The Church, founded by Jesus Christ, says this. That Church, not playing with the words of men, is the only authority, so, again, there is no point responding to the vain words of non-Christians, unless  they can show they know how to read the Book of the Church better than the Church itself.

On the subject of St Athanasius he comments:

St Athanasius and St Cyril are not superior to Blessed Jesus and Prophets. How can they wrestle with each other to forge concept of God untold and unheard by Blessed Jesus?.

I did ask Mushtaq to read some of what has been written here on St Athanasius and the Trinity, and if he had, he would have seen, as he would had he read the books I recommended here:

James D. G. Dunn, Unity and Diversity in the New Testament (2005)

Franz Dunzl, A Brief History of the Doctrine of the Trinity (2007)

Lewis Ayres, Nicaea and its legacy (2004)

Khaled Anatolis, Athanasius (2004)

Larry W Hurtado, How on earth did Jesus become a God? (2005)

that it is incorrect to assert that the idea of the Trinity was ‘forged’. It arises, as I have shown repeatedly, out of Scripture and the life of the Church founded by Jesus.

Now, in one of his later answers, Mustaq writes:

2-MUSHTAQ (Dialogue is exchange of Questions and Answers, not exchange of list of books)
Dialogue is exchange of Questions and Answers, Dialogue is not exchange of list of books, if you yourself have not capability to read these books and extract required answer for dialogue, then you are not eligible to participate in Dialogue. Go and first learn these books yourselves to find out how to extract required answers from these books at time of Dialogue.
You may cite few book in dialogue, but just only as a reference to what you say in dialogue, not as a replacement of question and answer for “Recommended study”.

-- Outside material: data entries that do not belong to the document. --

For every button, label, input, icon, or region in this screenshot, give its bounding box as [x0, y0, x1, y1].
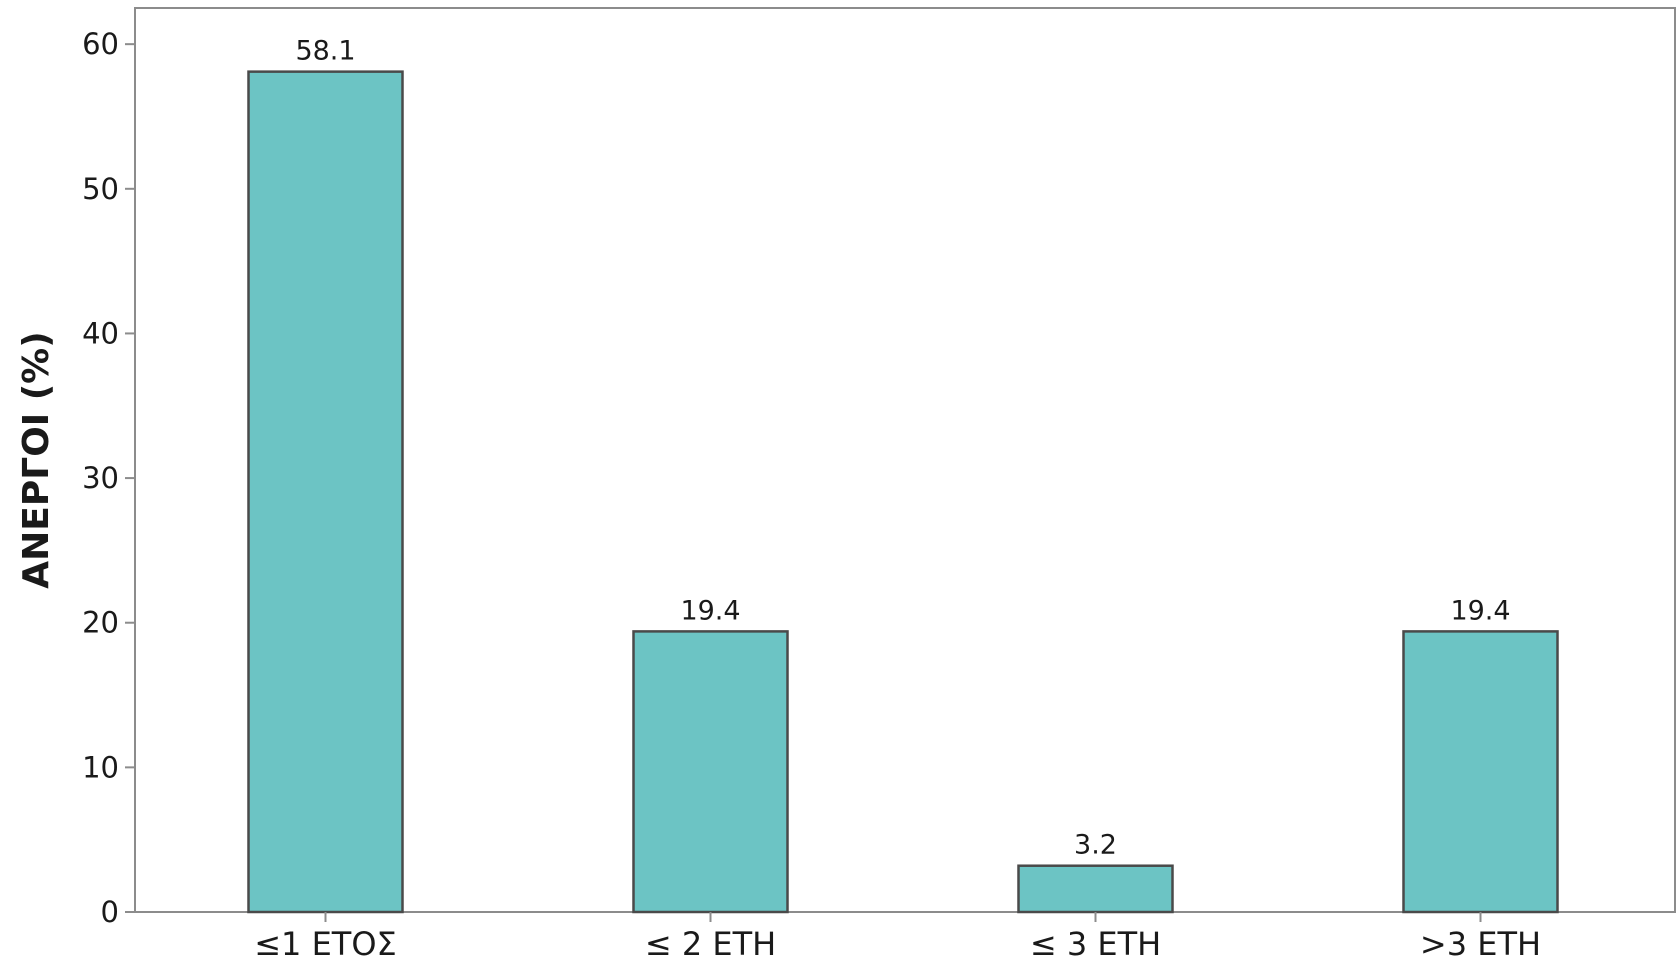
data-label: 19.4: [680, 595, 740, 626]
bars: [247, 70, 1559, 914]
data-label: 19.4: [1450, 595, 1510, 626]
x-axis: ≤1 ΕΤΟΣ ≤ 2 ΕΤΗ ≤ 3 ΕΤΗ >3 ΕΤΗ: [254, 912, 1541, 963]
y-tick-label: 30: [82, 461, 119, 495]
bar: [1017, 864, 1174, 914]
y-tick-label: 40: [82, 316, 119, 350]
x-tick-label: ≤ 3 ΕΤΗ: [1030, 925, 1161, 963]
y-tick-label: 50: [82, 172, 119, 206]
data-label: 3.2: [1074, 830, 1117, 861]
plot-frame: [134, 7, 1676, 913]
y-axis-title: ΑΝΕΡΓΟΙ (%): [16, 331, 57, 588]
y-axis: 0 10 20 30 40 50 60: [82, 27, 135, 929]
x-tick-label: ≤1 ΕΤΟΣ: [254, 925, 397, 963]
y-tick-label: 60: [82, 27, 119, 61]
data-label: 58.1: [295, 36, 355, 67]
bar: [1402, 630, 1559, 914]
bar: [247, 70, 404, 914]
y-tick-label: 20: [82, 606, 119, 640]
y-tick-label: 0: [101, 895, 119, 929]
bar: [632, 630, 789, 914]
x-tick-label: ≤ 2 ΕΤΗ: [645, 925, 776, 963]
data-labels: 58.1 19.4 3.2 19.4: [295, 36, 1510, 861]
x-tick-label: >3 ΕΤΗ: [1420, 925, 1541, 963]
y-tick-label: 10: [82, 750, 119, 784]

I cite these books as the sources for my arguments, and they are used in the pieces here to which I asked Mushtaq to refer. He has not done so, neither has he answered the argumentsI used based on them. It is this which is not dialogue.

Mushtaq asserts;

Blessed Jesus wrote no book, he left oral traditions which took form of conflicting Gospels over a period of years by unknown authors. These books became a useful tool for Church to propagate conflicting traditions attributed to Blessed Jesus such as number three, Trinity, Triune God etc.

He also asserts

We know Scripture through various conflicting Gospels. Blessed Jesus founded a Jewish community that was diverted to Gentiles by St. Paul (who never saw Blessed Jesus) and many scholars have argued that he must be called real founder of Christianity. 

Both statements are incorrect, as the books I have cited would show him, as well as the pieces on this blog on the Trinity  (which are listed in the next post). The early church paid great attention to the words of Jesus and to the traditions of his disciples, and there is no reason to presume, as Mushtaq does, that church did not know its Master’s voice or how to hear him. The argument that Paul never saw Jesus is incorrect, he did, as his own letters and Acts makes clear. The idea that he diverted the Church from its mission is, again, incorrect, and if Mushtaq reads Geoffrey’s piece here and Chalcedon’s here he will see why.  It does not seem unreasonable to me to expect him to read what is written here.

He also misunderstands what it means to say that the Spirit inspired the Gosple writers. I wrote, clearly:“God dictated a text. This is not what Christians believe”, to which he responded

It is incorrect and contradicted to well known Christian belief that Holy Spirit inspired or God inspired to Bible writers. Don’t you believe Holy Spirit inspired in writing of Scriptures?

Yes, I do, but that does not mean that the Spirit dictated the text. It means that the Spirit protects the Evangelists and the Church from misunderstanding it. Jesus himself told us here that in cases of doubt: ‘And if he refuses to hear them, tell it to the church. But if he refuses even to hear the church, let him be to you like a heathen and a tax collector.’ Well, Mushtaq refuses to hear the Church, so what are we to do?